En 2013, lors de la cérémonie du Cercle des critiques de cinéma de New York (via NBC News), Steven Spielberg est monté sur scène pour remettre à Daniel Day-Lewis le prix du meilleur acteur. Ce moment était loin d’être anodin : il scellait une collaboration longue et exigeante autour du film Lincoln, qui allait devenir l’un des sommets de la carrière des deux artistes.
Le réalisateur oscarisé avait consacré près de dix ans à explorer la vie du 16e président des États-Unis. Durant cette période, il a multiplié les versions de scénario et les collaborations, cherchant avec acharnement à capturer l’essence d’Abraham Lincoln. Cette quête inlassable a finalement abouti à un succès critique et public retentissant. Mais l’histoire aurait pu prendre une toute autre tournure.
À cette époque, Steven Spielberg a lu publiquement pour la première fois la lettre que Daniel Day-Lewis, déjà doublement oscarisé et futur triple lauréat, lui avait adressée pour décliner la première version du projet. Ce scénario initial présentait Lincoln comme un chef de guerre intrépide dans une fresque épique. La lettre de l’acteur révèle sa sensibilité et sa manière unique de choisir ses rôles.
“Cher Steven,
Ce fut un réel plaisir de m’entretenir avec vous. J’ai écouté très attentivement ce que vous aviez à dire sur cette histoire fascinante, et depuis, j’ai lu le scénario et je l’ai trouvé, dans la précision avec laquelle il décrit ces événements marquants et dans les portraits empreints de compassion de tous les personnages principaux, à la fois puissant et émouvant. Je ne saurais expliquer pourquoi, à un moment donné, je ressens le besoin d’explorer une vie plutôt qu’une autre, mais je sais que je ne peux accomplir ce travail que si j’ai l’impression de n’avoir d’autre choix ; qu’un sujet coïncide inexplicablement avec un besoin très personnel et un moment très précis. Dans ce cas précis, aussi fasciné que j’aie été par Abe, c’était la fascination d’un spectateur reconnaissant, aspirant à voir une histoire racontée, plutôt que celle d’un participant. C’est ce que je ressens encore aujourd’hui, malgré moi, et même si je ne peux être certain que cela ne changera pas, je ne saurais vous encourager à envisager cette possibilité pour la première fois. J’espère que c’est clair, Steven. Je suis ravi que vous réalisiez ce film, je vous souhaite beaucoup de courage et je vous adresse mes meilleurs vœux ainsi que ma sincère gratitude pour avoir pensé à moi.”

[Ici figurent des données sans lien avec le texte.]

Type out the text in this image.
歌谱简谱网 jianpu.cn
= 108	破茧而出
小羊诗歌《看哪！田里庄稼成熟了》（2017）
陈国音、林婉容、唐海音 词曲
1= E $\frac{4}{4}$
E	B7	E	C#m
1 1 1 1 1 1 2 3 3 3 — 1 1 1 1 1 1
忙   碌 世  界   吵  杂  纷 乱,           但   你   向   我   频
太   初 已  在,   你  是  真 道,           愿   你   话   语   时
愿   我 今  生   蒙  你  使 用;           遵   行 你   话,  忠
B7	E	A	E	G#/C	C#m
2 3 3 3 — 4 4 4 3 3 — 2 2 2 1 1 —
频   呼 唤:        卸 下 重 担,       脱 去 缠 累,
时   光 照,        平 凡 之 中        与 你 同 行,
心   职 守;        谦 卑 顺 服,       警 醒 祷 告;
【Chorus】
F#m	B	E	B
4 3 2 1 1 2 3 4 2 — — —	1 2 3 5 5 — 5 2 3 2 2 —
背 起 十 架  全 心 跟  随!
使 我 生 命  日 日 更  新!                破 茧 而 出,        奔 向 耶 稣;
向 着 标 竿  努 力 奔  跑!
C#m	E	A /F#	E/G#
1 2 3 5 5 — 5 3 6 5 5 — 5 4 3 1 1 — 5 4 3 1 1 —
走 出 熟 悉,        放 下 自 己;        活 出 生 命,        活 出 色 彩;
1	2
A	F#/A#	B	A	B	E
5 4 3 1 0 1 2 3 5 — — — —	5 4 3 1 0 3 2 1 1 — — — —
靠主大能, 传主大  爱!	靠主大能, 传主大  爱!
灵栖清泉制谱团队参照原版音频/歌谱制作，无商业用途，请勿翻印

Face à ce refus, Steven Spielberg n’a pas abandonné. Il raconte avoir tenté une seconde approche avec un scénario entièrement réécrit, pour recevoir une réponse similaire. Finalement, il s’est tourné vers Tony Kushner, son collaborateur sur Munich, pour créer une version entièrement nouvelle du script. De 500 pages initiales, le scénario a été réduit à l’essentiel, permettant de saisir l’âme du président dans les moindres détails.
Le résultat, Lincoln, est une œuvre profondément différente de la version épique initialement imaginée. Plutôt qu’un film de guerre, il s’agit d’une étude de personnage intimiste et politique, centrée sur la lutte acharnée de Lincoln pour faire adopter le 13e amendement et abolir l’esclavage. Le scénario de Kushner (ou du moins la partie utilisée dans le film) a également été salué par le Cercle des critiques de cinéma de New York, récompensant l’approche humaine et nuancée choisie par Spielberg et son équipe. En plus d’avoir reçu un nombre record de 12 nominations aux Oscars, le film a remporté deux statuettes : celle du Meilleur acteur pour Daniel Day-Lewis et celle des Meilleurs décors.
Ce parcours met en lumière l’exigence artistique de Daniel Day-Lewis, le perfectionnisme de Spielberg et l’alchimie rare qui naît lorsque deux grands talents se rejoignent sur une vision commune. Plus qu’un film historique, Lincoln est le fruit d’une décennie de dialogues, de refus et de réécritures, pour atteindre l’authenticité et la profondeur qui font encore aujourd’hui sa force.